ModernBERT-base on Ascend NPU

1. 简介

本文档记录 ModernBERT-base 在昇腾 NPU（Ascend 910B3）环境的适配部署与精度验证结果。

ModernBERT-base 是一种现代化 BERT 模型（参数量约 149M），改进了架构效率与长序列处理能力（最长 2048 token）。

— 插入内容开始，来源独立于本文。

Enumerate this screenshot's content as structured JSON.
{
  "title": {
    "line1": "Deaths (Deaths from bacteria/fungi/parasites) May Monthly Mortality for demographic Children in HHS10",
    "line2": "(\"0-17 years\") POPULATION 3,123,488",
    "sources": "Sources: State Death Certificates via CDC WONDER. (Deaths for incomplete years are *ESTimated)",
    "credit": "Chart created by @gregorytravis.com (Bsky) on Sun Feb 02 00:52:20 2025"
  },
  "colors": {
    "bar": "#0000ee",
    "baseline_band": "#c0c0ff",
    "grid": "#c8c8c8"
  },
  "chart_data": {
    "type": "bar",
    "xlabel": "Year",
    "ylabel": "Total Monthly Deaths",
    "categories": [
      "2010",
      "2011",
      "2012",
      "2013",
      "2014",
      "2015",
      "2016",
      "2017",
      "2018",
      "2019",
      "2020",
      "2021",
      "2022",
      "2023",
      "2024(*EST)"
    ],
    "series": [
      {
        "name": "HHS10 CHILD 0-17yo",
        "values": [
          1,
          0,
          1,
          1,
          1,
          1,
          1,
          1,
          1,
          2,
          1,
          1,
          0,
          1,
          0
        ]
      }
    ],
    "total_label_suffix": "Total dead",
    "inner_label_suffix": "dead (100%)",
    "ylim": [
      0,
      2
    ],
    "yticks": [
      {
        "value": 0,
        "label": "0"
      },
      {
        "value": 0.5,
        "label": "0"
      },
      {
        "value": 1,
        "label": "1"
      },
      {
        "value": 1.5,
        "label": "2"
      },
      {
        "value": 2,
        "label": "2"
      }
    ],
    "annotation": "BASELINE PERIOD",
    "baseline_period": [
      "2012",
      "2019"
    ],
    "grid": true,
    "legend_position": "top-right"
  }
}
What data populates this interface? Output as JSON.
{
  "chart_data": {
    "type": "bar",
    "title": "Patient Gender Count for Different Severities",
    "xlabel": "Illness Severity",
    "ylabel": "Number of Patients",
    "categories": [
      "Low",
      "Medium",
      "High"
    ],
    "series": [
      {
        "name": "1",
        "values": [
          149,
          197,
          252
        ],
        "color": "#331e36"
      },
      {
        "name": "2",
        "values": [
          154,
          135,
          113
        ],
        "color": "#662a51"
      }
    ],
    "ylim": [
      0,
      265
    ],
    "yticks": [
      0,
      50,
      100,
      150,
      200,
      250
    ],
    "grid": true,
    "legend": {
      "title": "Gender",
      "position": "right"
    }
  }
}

本项目完成该模型在昇腾 NPU 上的推理适配，验证 NPU 与 CPU 推理结果的精度误差 < 1%。

2. 验证环境

组件	版本
`python`	`3.11.x`
`torch`	`2.10.0+cpu`
`torch_npu`	`2.10.0`
`transformers`	`5.8.1`
`safetensors`	`0.7.0`
`CANN`	`8.5.1`

NPU：Ascend 910B3（8卡）
模型路径：/path/to/model
框架：PyTorch + transformers

3. 模型信息

项目	值
模型架构	ModernBERT (ModernBertModel)
参数量	~149M
隐藏维度	768
Layers	22
最大序列长度	2048
权重格式	safetensors
预训练数据	Web corpus
许可证	Apache-2.0

4. Conda 环境安装

conda create -n modernbert python=3.11 -y
conda activate modernbert
pip install torch==2.10.0 --index-url https://repo.huaweicloud.com/repository/pypi/simple/
pip install torch_npu==2.10.0 --index-url https://repo.huaweicloud.com/repository/pypi/simple/
pip install transformers safetensors --index-url https://repo.huaweicloud.com/repository/pypi/simple/

如果 HuggingFace 网络不通，设置镜像：

export HF_ENDPOINT=https://hf-mirror.com/

5. 推理执行

文本嵌入提取

# NPU 推理（默认）
python3 inference.py \
    --model_path /path/to/ModernBERT-base \
    --text "Your text here"

# CPU 推理
python3 inference.py \
    --model_path /path/to/ModernBERT-base \
    --text "Your text here" \
    --device cpu

精度与性能评测

python3 benchmark.py \
    --model_path /path/to/ModernBERT-base \
    --npu_device npu:0

评测结果日志将输出到 log.txt。

6. 参数说明

inference.py 参数

参数	说明	默认值
`--model_path`	模型权重路径	必需
`--text`	输入文本	`Hello`
`--device`	运行设备	`npu:0`

benchmark.py 参数

参数	说明	默认值
`--model_path`	模型权重路径	必需
`--npu_device`	NPU 设备 ID	`npu:0`
`--num_warmup`	NPU 预热轮数	`3`

7. 精度评测

使用同一段输入文本分别在 CPU（FP32）和 NPU（FP32）上运行推理，对比输出 CLS token 嵌入向量差异。

指标	数值
向量级相对误差	`0.136400%`
余弦相似度	`0.9999988079`
判定阈值	`< 1%`

评价指标	实测值	阈值	状态
向量级相对误差	`0.14%`	< 1%	PASS

8. 性能数据

操作	耗时
CPU 推理时间（FP32）	`0.30 s`
NPU 推理时间（FP32，3轮预热后）	`0.03 s`
加速比 (CPU / NPU)	`9.48 x`

9. 注意事项

HuggingFace 网络问题：如果 HuggingFace 无法访问，需设置 export HF_ENDPOINT=https://hf-mirror.com/。
NPU 预热：NPU 首次推理包含编译优化，通常需要 1-2 轮预热才能达到稳定性能。脚本默认开启 3 轮预热。
权重文件：模型权重（.safetensors）不包含在适配仓库中，需从 HuggingFace 单独下载。
ModernBERT：支持最长 2048 token 序列，22 层 Transformer。